O APELO DE CUIABÁ

Maioria trabalha na construção civil, mas término de obras da Copa preocupa.

De dois anos para cá, se tornou comum encontrar haitianos pelas ruas de Cuiabá, principalmente na região central. Até agora, conforme o Centro de Pastoral para Migrantes de Cuiabá, são 2,3 mil haitianos morando na capital. A maioria deles trabalha na construção civil, sendo que boa parte foi atraída pela oferta de emprego gerada com as obras executadas para a Copa do Mundo, em junho deste ano. Com a conclusão desses projetos, a redução do número de empregos já é motivo de preocupação, segundo o diretor da Pastoral dos Migrantes, padre Olmes Milani.

Nesta semana, com o fechamento de um abrigo que recebe haitianos no Acre, na semana passada, a Casa do Migrante, instituição mantida pela Igreja Católica, que fica no Bairro Carumbé, na capital, tem dobrado o número de imigrantes. “Se antes, chegavam dois, três por dia, agora está chegando cinco”, contou o padre. Porém, segundo ele, a preferência dos haitianos é pelos estados da região sul e sudeste, mas ficam onde conseguirem emprego.

Em Cuiabá, a média de tempo de espera por trabalho é de uma semana. Contudo, os salários não são muito atrativos. Variam de R$ 700 a R$ 900. “Eles saem daqui [da Casa do Migrante] só quando tiverem arrumado emprego e casa para morar, seja fornecida pela empresa que irão trabalhar, seja alugada por eles”, explicou Milani. A faixa etária desses haitianos é de 21 a 40 anos. Porém, já chegaram na cidade pessoas acima de 50.

Eles deixaram o Haiti depois do terremoto que deixou 1,5 milhão de pessoas desabrigadas naquele país em 2010. A tragédia matou mais de 250 mil pessoas. Segundo a Organização das Nações Unidas (ONU), das vítimas, 18 eram militares brasileiros. Além disso, 40 mil pessoas tiveram os membros amputados.

Duas crianças de um casal haitiano nasceram em Cuiabá no mês passado, mas acabaram falecendo. O motivo da morte dos gêmeos seria a falta de cuidado da mãe durante a gravidez. De acordo com o padre, ela não teria feito o pré-natal e a falta de condições físicas da mãe para ter os filhos. Mas são poucos que se mudam para o Brasil com a família. A maioria se muda com o intuito de trabalhar para mandar dinheiro às famílias que permaneceram naquele país.

Pelo menos 90% desses imigrantes são homens. Alguns deles têm curso superior, mas não têm autorização para trabalhar no Brasil. O processo de regularização pode demorar até três anos. Desse modo, têm que atuar em outros serviços em que não se exige curso superior, como na construção civil, por exemplo.

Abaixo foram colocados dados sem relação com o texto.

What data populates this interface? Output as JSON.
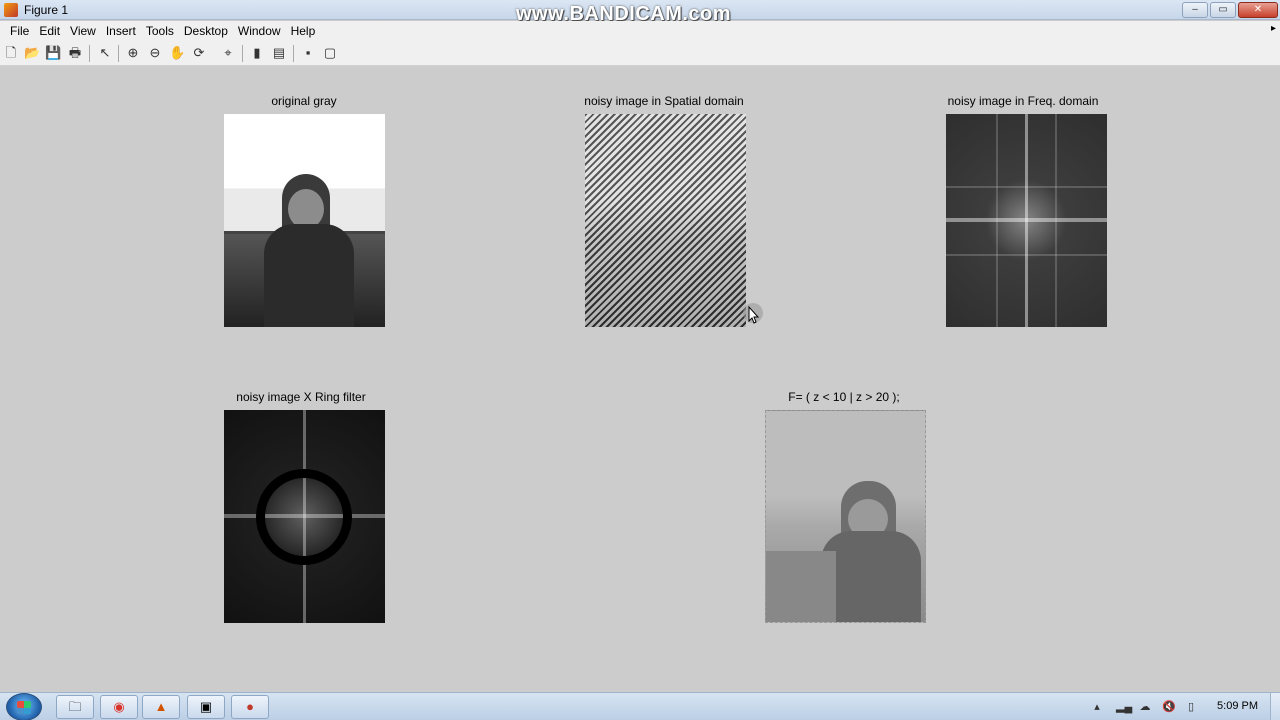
{
  "window": {
    "title": "Figure 1",
    "watermark": "www.BANDICAM.com",
    "controls": {
      "minimize": "–",
      "maximize": "▭",
      "close": "✕"
    }
  },
  "menu": {
    "items": [
      "File",
      "Edit",
      "View",
      "Insert",
      "Tools",
      "Desktop",
      "Window",
      "Help"
    ],
    "overflow": "▸"
  },
  "toolbar": {
    "buttons": [
      {
        "icon": "new-file-icon",
        "glyph": "🗋"
      },
      {
        "icon": "open-folder-icon",
        "glyph": "📂"
      },
      {
        "icon": "save-icon",
        "glyph": "💾"
      },
      {
        "icon": "print-icon",
        "glyph": "🖶"
      },
      {
        "icon": "edit-plot-arrow-icon",
        "glyph": "↖"
      },
      {
        "icon": "zoom-in-icon",
        "glyph": "⊕"
      },
      {
        "icon": "zoom-out-icon",
        "glyph": "⊖"
      },
      {
        "icon": "pan-hand-icon",
        "glyph": "✋"
      },
      {
        "icon": "rotate-3d-icon",
        "glyph": "⟳"
      },
      {
        "icon": "data-cursor-icon",
        "glyph": "⌖"
      },
      {
        "icon": "colorbar-icon",
        "glyph": "▮"
      },
      {
        "icon": "legend-icon",
        "glyph": "▤"
      },
      {
        "icon": "hide-plot-tools-icon",
        "glyph": "▪"
      },
      {
        "icon": "show-plot-tools-icon",
        "glyph": "▢"
      }
    ]
  },
  "subplots": [
    {
      "title": "original gray"
    },
    {
      "title": "noisy image in Spatial domain"
    },
    {
      "title": "noisy image in Freq. domain"
    },
    {
      "title": "noisy image X Ring filter"
    },
    {
      "title": "F= ( z < 10 | z > 20 );"
    }
  ],
  "taskbar": {
    "apps": [
      {
        "name": "file-explorer",
        "glyph": "🗀"
      },
      {
        "name": "chrome",
        "glyph": "◉"
      },
      {
        "name": "matlab",
        "glyph": "▲"
      },
      {
        "name": "window-app",
        "glyph": "▣"
      },
      {
        "name": "bandicam",
        "glyph": "●"
      }
    ],
    "tray": {
      "clock": "5:09 PM"
    }
  }
}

Embora, no ano passado, um grupo de mais de 100 haitianos concluíram cursos gratuitos de pedreiro e aplicação de revestimento cerâmico, oferecido pelo governo do estado, por meio do programa ‘Copa em Ação, da Secretaria Estadual de Trabalho e Assistência Social (Setas).

Quando chegam em Cuiabá, eles passam por um curso básico de portugues para conseguirem se virar com a língua, já que o idioma oficial do Haiti é o francês. Entretanto, a maioria se comunica apenas pela língua crioulo. A dificuldade na comunicação é uma das dificuldades que eles enfrentam no país. “Na Casa do Migrante temos um curso bem rudimentar de português básico”, contou Milani.

Na tentativa de amenizar esse problema, um projeto vem sendo desenvolvido pela Pastoral do Migrante em parceria com outras instituições, entre elas a Universidade Federal de Mato Grosso (UFMT), para oferecer um curso de português gratuitamente aos haitianos. A coordenadora desse trabalho, professora Cláudia Paes de Barros, disse ao G1 que a intenção é reinserir os haitianos na sociedade cuiabana.

“Muitos têm vindo para cá depois de ficarem sabendo que no Brasil tem emprego por causa da Copa, mas a barreira da língua tem dificultado bastante”, avaliou. Segundo ela, as aulas devem começar na próxima semana. Serão duas turmas, sendo que cada uma tem 50 alunos. Ela contou que o fato deles estarem espalhados pela cidade tem dificultado a divulgação. “A Casa do Migrante é só o lugar de chegada, porque depois eles se mudam para outros locais”.

A tendência, no entanto, conforme explicou o padre Olmes Milani, é que eles acabem se unindo novamente, por grau de parentesco ou por região de onde vieram. “Eles são muito grupais e acabam se juntando de acordo com o local de origem e parentesco”, afirmou.